The conflict minerals disclosure rule, mandated by the Dodd-Frank Act, requires public companies to disclose whether they use conflict minerals (tantalum, tin, tungsten, and gold) and whether the minerals originated in the Democratic Republic of the Congo or adjoining countries.

The PwC report was based on a review of how 50 of the largest companies approached their conflict minerals filings(10 filings for each of the following five industries: aerospace & defense, automotive, industrial products, retail, and technology).

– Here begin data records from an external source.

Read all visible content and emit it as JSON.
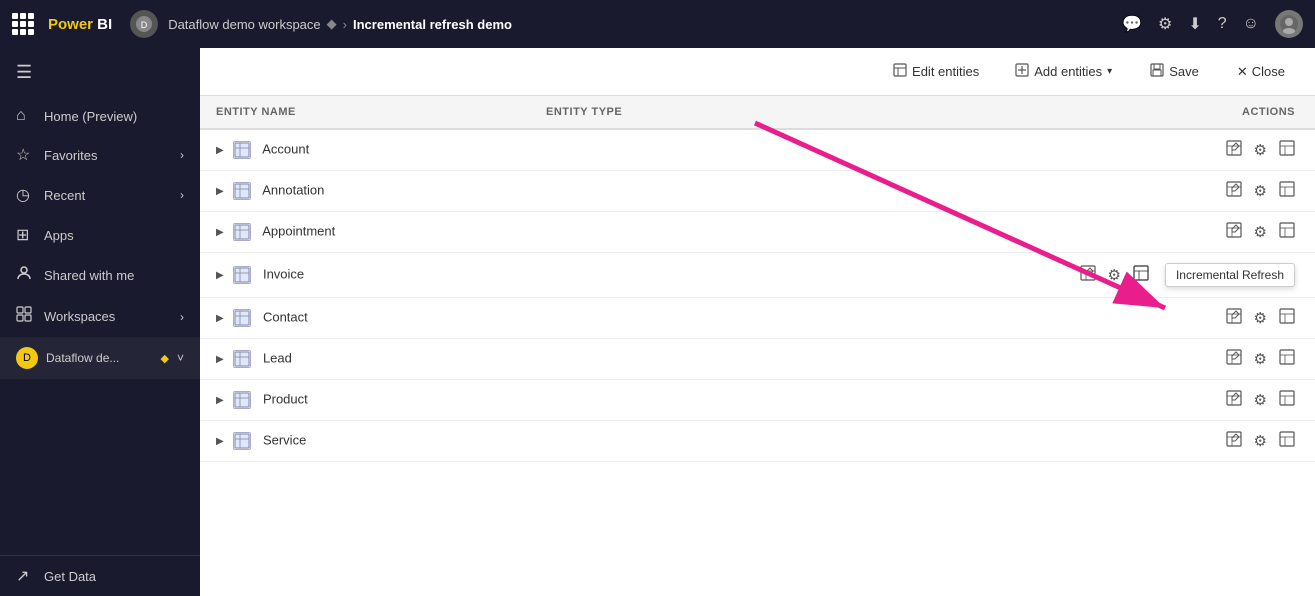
{
  "topbar": {
    "logo_text": "Power BI",
    "workspace_label": "Dataflow demo workspace",
    "page_title": "Incremental refresh demo",
    "icons": [
      "chat-icon",
      "settings-icon",
      "download-icon",
      "help-icon",
      "smiley-icon",
      "user-icon"
    ]
  },
  "sidebar": {
    "toggle_icon": "≡",
    "items": [
      {
        "id": "home",
        "label": "Home (Preview)",
        "icon": "⌂"
      },
      {
        "id": "favorites",
        "label": "Favorites",
        "icon": "☆",
        "has_chevron": true
      },
      {
        "id": "recent",
        "label": "Recent",
        "icon": "◷",
        "has_chevron": true
      },
      {
        "id": "apps",
        "label": "Apps",
        "icon": "⊞"
      },
      {
        "id": "shared",
        "label": "Shared with me",
        "icon": "👤"
      },
      {
        "id": "workspaces",
        "label": "Workspaces",
        "icon": "⊡",
        "has_chevron": true
      }
    ],
    "workspace_item": {
      "label": "Dataflow de...",
      "icon": "D"
    },
    "get_data_label": "Get Data",
    "get_data_icon": "↗"
  },
  "toolbar": {
    "edit_entities_label": "Edit entities",
    "add_entities_label": "Add entities",
    "add_entities_chevron": "▾",
    "save_label": "Save",
    "close_label": "Close"
  },
  "table": {
    "col_entity_name": "ENTITY NAME",
    "col_entity_type": "ENTITY TYPE",
    "col_actions": "ACTIONS",
    "rows": [
      {
        "name": "Account"
      },
      {
        "name": "Annotation"
      },
      {
        "name": "Appointment"
      },
      {
        "name": "Invoice"
      },
      {
        "name": "Contact"
      },
      {
        "name": "Lead"
      },
      {
        "name": "Product"
      },
      {
        "name": "Service"
      }
    ],
    "tooltip_text": "Incremental Refresh"
  }
}
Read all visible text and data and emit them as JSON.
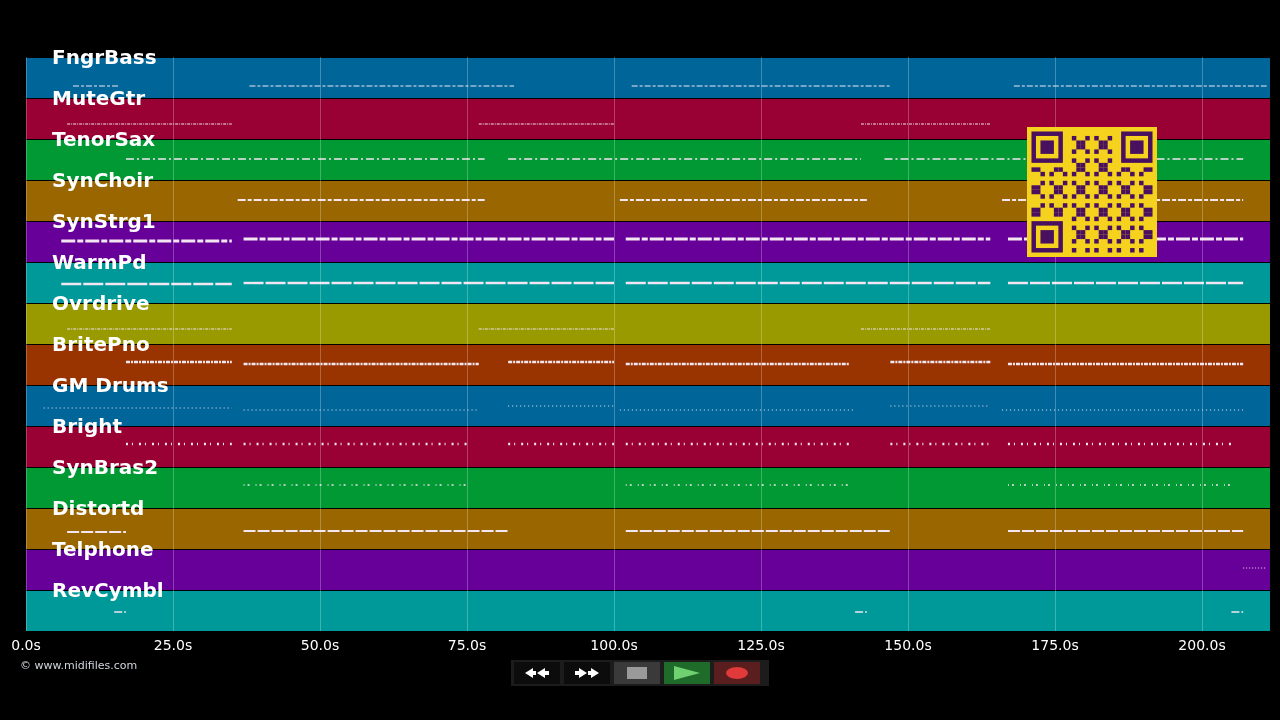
{
  "tracks": [
    {
      "name": "FngrBass",
      "color": "#00669a"
    },
    {
      "name": "MuteGtr",
      "color": "#990033"
    },
    {
      "name": "TenorSax",
      "color": "#009933"
    },
    {
      "name": "SynChoir",
      "color": "#996600"
    },
    {
      "name": "SynStrg1",
      "color": "#660099"
    },
    {
      "name": "WarmPd",
      "color": "#009999"
    },
    {
      "name": "Ovrdrive",
      "color": "#999900"
    },
    {
      "name": "BritePno",
      "color": "#993300"
    },
    {
      "name": "GM Drums",
      "color": "#006699"
    },
    {
      "name": "Bright",
      "color": "#990033"
    },
    {
      "name": "SynBras2",
      "color": "#009933"
    },
    {
      "name": "Distortd",
      "color": "#996600"
    },
    {
      "name": "Telphone",
      "color": "#660099"
    },
    {
      "name": "RevCymbl",
      "color": "#009999"
    }
  ],
  "time_axis": [
    "0.0s",
    "25.0s",
    "50.0s",
    "75.0s",
    "100.0s",
    "125.0s",
    "150.0s",
    "175.0s",
    "200.0s"
  ],
  "copyright": "© www.midifiles.com"
}
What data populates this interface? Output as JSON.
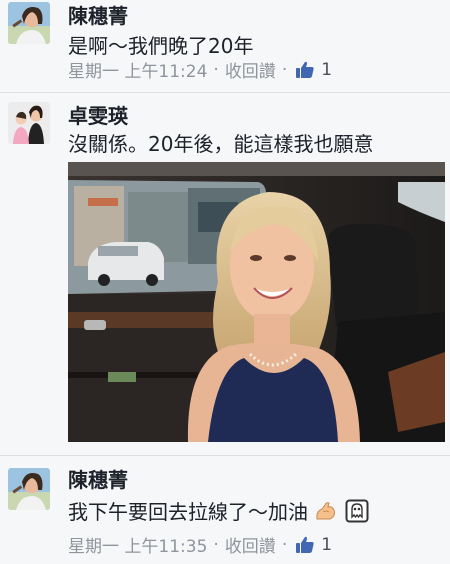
{
  "comments": [
    {
      "author": "陳穗菁",
      "text": "是啊～我們晚了20年",
      "time": "星期一 上午11:24",
      "action": "收回讚",
      "likes": "1"
    },
    {
      "author": "卓雯瑛",
      "text": "沒關係。20年後，能這樣我也願意"
    },
    {
      "author": "陳穗菁",
      "text": "我下午要回去拉線了～加油",
      "time": "星期一 上午11:35",
      "action": "收回讚",
      "likes": "1"
    }
  ],
  "meta_separator": "·",
  "colors": {
    "background": "#f6f7f9",
    "meta_text": "#90949c",
    "like_blue": "#4267b2"
  },
  "icons": {
    "like": "thumbs-up-icon",
    "flex": "flexed-biceps-emoji",
    "ghost": "ghost-face-emoji"
  }
}
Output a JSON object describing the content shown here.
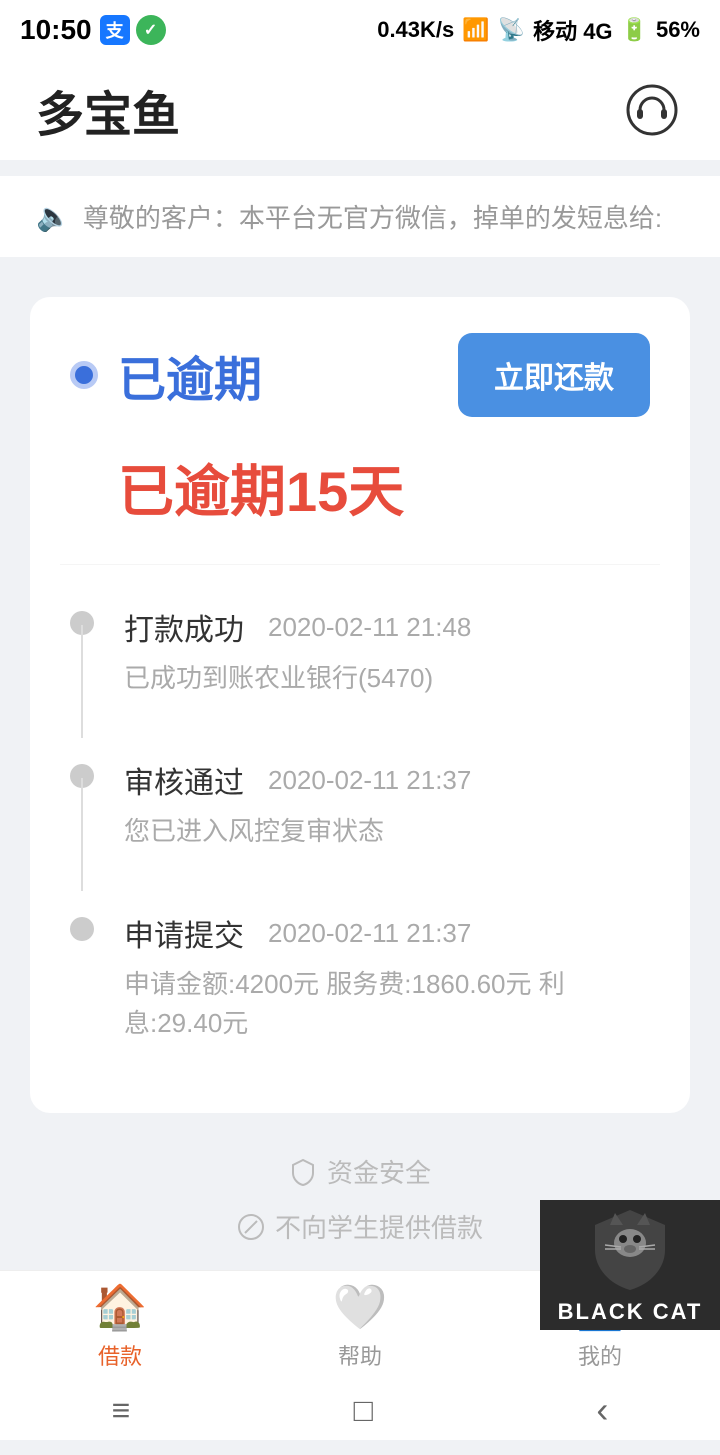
{
  "statusBar": {
    "time": "10:50",
    "network": "0.43K/s",
    "battery": "56%",
    "carrier": "移动 4G"
  },
  "header": {
    "title": "多宝鱼",
    "supportIcon": "headphone-icon"
  },
  "notice": {
    "text": "尊敬的客户：本平台无官方微信，掉单的发短息给:"
  },
  "overdueCard": {
    "status": "已逾期",
    "repayBtn": "立即还款",
    "daysPrefix": "已逾期",
    "days": "15",
    "daysSuffix": "天"
  },
  "timeline": [
    {
      "title": "打款成功",
      "time": "2020-02-11 21:48",
      "desc": "已成功到账农业银行(5470)"
    },
    {
      "title": "审核通过",
      "time": "2020-02-11 21:37",
      "desc": "您已进入风控复审状态"
    },
    {
      "title": "申请提交",
      "time": "2020-02-11 21:37",
      "desc": "申请金额:4200元  服务费:1860.60元 利息:29.40元"
    }
  ],
  "footer": {
    "security1": "资金安全",
    "security2": "不向学生提供借款"
  },
  "bottomNav": [
    {
      "label": "借款",
      "active": true
    },
    {
      "label": "帮助",
      "active": false
    },
    {
      "label": "我的",
      "active": false
    }
  ],
  "blackCat": {
    "text": "BLACK CAT"
  },
  "systemBar": {
    "menu": "≡",
    "home": "□",
    "back": "‹"
  }
}
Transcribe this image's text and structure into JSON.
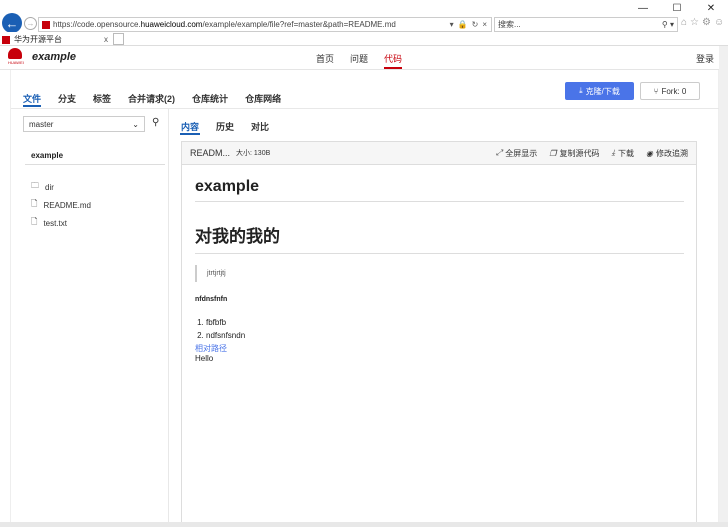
{
  "browser": {
    "url_prefix": "https://code.opensource.",
    "url_domain": "huaweicloud.com",
    "url_suffix": "/example/example/file?ref=master&path=README.md",
    "search_placeholder": "搜索...",
    "tab_title": "华为开源平台",
    "tab_close": "x",
    "win_min": "—",
    "win_max": "☐",
    "win_close": "✕"
  },
  "header": {
    "logo_text": "HUAWEI",
    "project": "example",
    "nav": [
      "首页",
      "问题",
      "代码"
    ],
    "login": "登录"
  },
  "repo": {
    "tabs": [
      "文件",
      "分支",
      "标签",
      "合并请求(2)",
      "仓库统计",
      "仓库网络"
    ],
    "clone_label": "克隆/下载",
    "fork_label": "Fork: 0"
  },
  "tree": {
    "branch": "master",
    "title": "example",
    "items": [
      "dir",
      "README.md",
      "test.txt"
    ]
  },
  "file": {
    "tabs": [
      "内容",
      "历史",
      "对比"
    ],
    "name": "READM...",
    "size": "大小: 130B",
    "actions": [
      "全屏显示",
      "复制源代码",
      "下载",
      "修改追溯"
    ]
  },
  "markdown": {
    "h1": "example",
    "h1b": "对我的我的",
    "quote": "jtrtjrtjtj",
    "h4": "nfdnsfnfn",
    "list": [
      "fbfbfb",
      "ndfsnfsndn"
    ],
    "link": "相对路径",
    "text": "Hello"
  },
  "colors": {
    "brand_red": "#c7000b",
    "accent_blue": "#4a74e8",
    "tab_blue": "#1a5fb4"
  }
}
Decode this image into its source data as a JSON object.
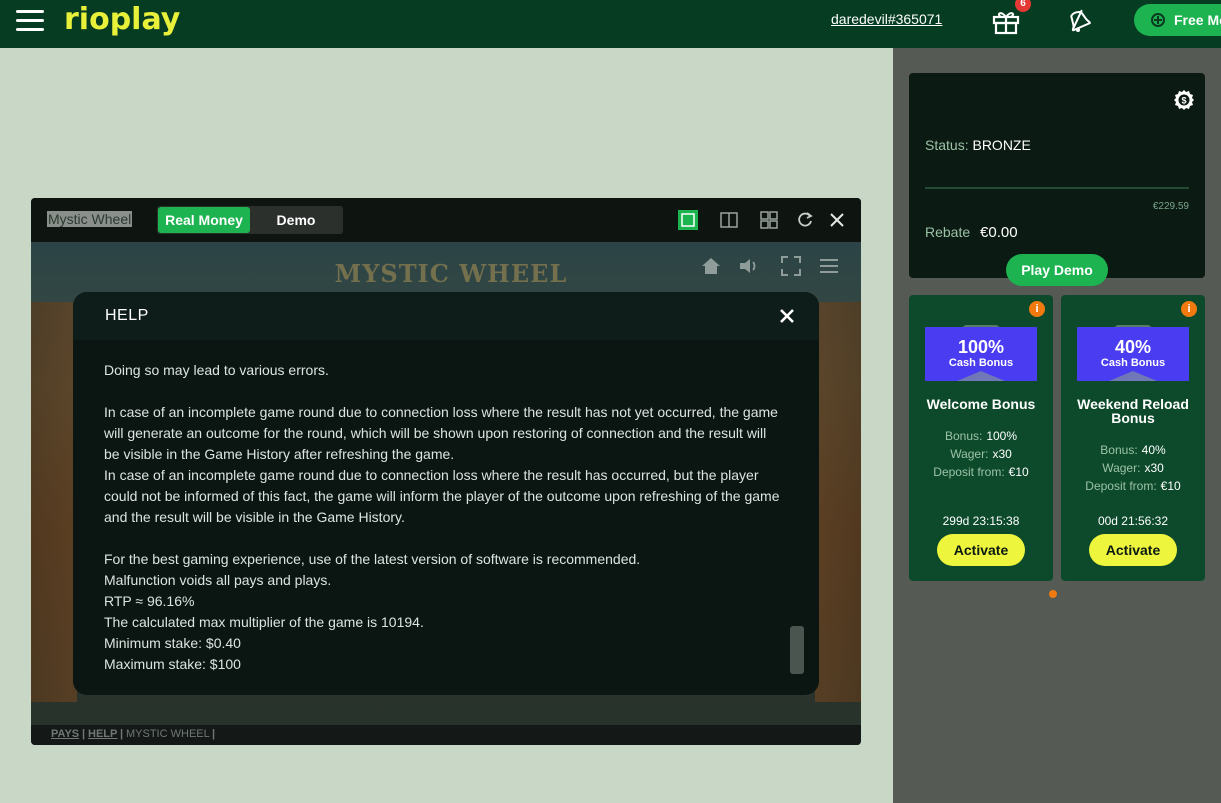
{
  "header": {
    "logo": "rioplay",
    "username": "daredevil#365071",
    "gift_badge": "6",
    "free_mode_label": "Free Mo"
  },
  "sidebar": {
    "status_label": "Status:",
    "status_value": "BRONZE",
    "progress_amount": "€229.59",
    "progress_fraction": 0.0,
    "rebate_label": "Rebate",
    "rebate_value": "€0.00",
    "play_demo": "Play Demo",
    "bonuses": [
      {
        "pct": "100%",
        "sub": "Cash Bonus",
        "title": "Welcome Bonus",
        "rows": [
          {
            "label": "Bonus:",
            "value": "100%"
          },
          {
            "label": "Wager:",
            "value": "x30"
          },
          {
            "label": "Deposit from:",
            "value": "€10"
          }
        ],
        "timer": "299d  23:15:38",
        "activate": "Activate"
      },
      {
        "pct": "40%",
        "sub": "Cash Bonus",
        "title": "Weekend Reload Bonus",
        "rows": [
          {
            "label": "Bonus:",
            "value": "40%"
          },
          {
            "label": "Wager:",
            "value": "x30"
          },
          {
            "label": "Deposit from:",
            "value": "€10"
          }
        ],
        "timer": "00d  21:56:32",
        "activate": "Activate"
      }
    ],
    "colors": {
      "accent": "#1db350",
      "activate": "#eef53d",
      "info": "#f07a10",
      "bonus_badge": "#4a3cf0"
    }
  },
  "game": {
    "title": "Mystic Wheel",
    "mode_real": "Real Money",
    "mode_demo": "Demo",
    "art_title": "MYSTIC WHEEL",
    "help": {
      "title": "HELP",
      "paragraphs": [
        "Doing so may lead to various errors.",
        "",
        "In case of an incomplete game round due to connection loss where the result has not yet occurred, the game will generate an outcome for the round, which will be shown upon restoring of connection and the result will be visible in the Game History after refreshing the game.",
        "In case of an incomplete game round due to connection loss where the result has occurred, but the player could not be informed of this fact, the game will inform the player of the outcome upon refreshing of the game and the result will be visible in the Game History.",
        "",
        "For the best gaming experience, use of the latest version of software is recommended.",
        "Malfunction voids all pays and plays.",
        "RTP ≈ 96.16%",
        "The calculated max multiplier of the game is 10194.",
        "Minimum stake: $0.40",
        "Maximum stake: $100"
      ]
    },
    "footer": {
      "pays": "PAYS",
      "sep1": "|",
      "help": "HELP",
      "sep2": "|",
      "name": "MYSTIC WHEEL",
      "sep3": "|"
    }
  }
}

Some insights from the report include:

Aerospace & defense

  • Eight of the 10 companies had either the general counsel or a financial executive sign the Form SD (the form companies are required to submit to the SEC).
  • Two of the 10 companies stated they could not determine if their products contained conflict minerals while the rest were silent on their conflict status.
  • Seven of the 10 companies discussed using a targeted scoping approach to request information from suppliers.

One defense contractor’s conflict minerals report included a description of the company, background on the disclosure rule, a description of the due diligence process for the reasonable country of origin inquiry, and a list of steps taken to mitigate the risk that conflict minerals used in its products benefited armed groups.

Retail

  • Six of the 10 companies stated they could not determine if their products contained conflict minerals while the rest were silent on their conflict status.
  • Eight of the 10 companies discussed using a targeted scoping approach to request information from suppliers.
  • Four of the 10 companies included suppliers’ smelter information for their products in their filings. Only one disclosed smelter names.

One retailer’s conflict minerals report included a description of the company’s Conflict Minerals Compliance Policy, a nine-step process the company used to determine the reasonable country of origin inquiry, a conclusion about the use of conflict minerals in its supply chain, and a link to the conflict minerals report and conflict minerals policy.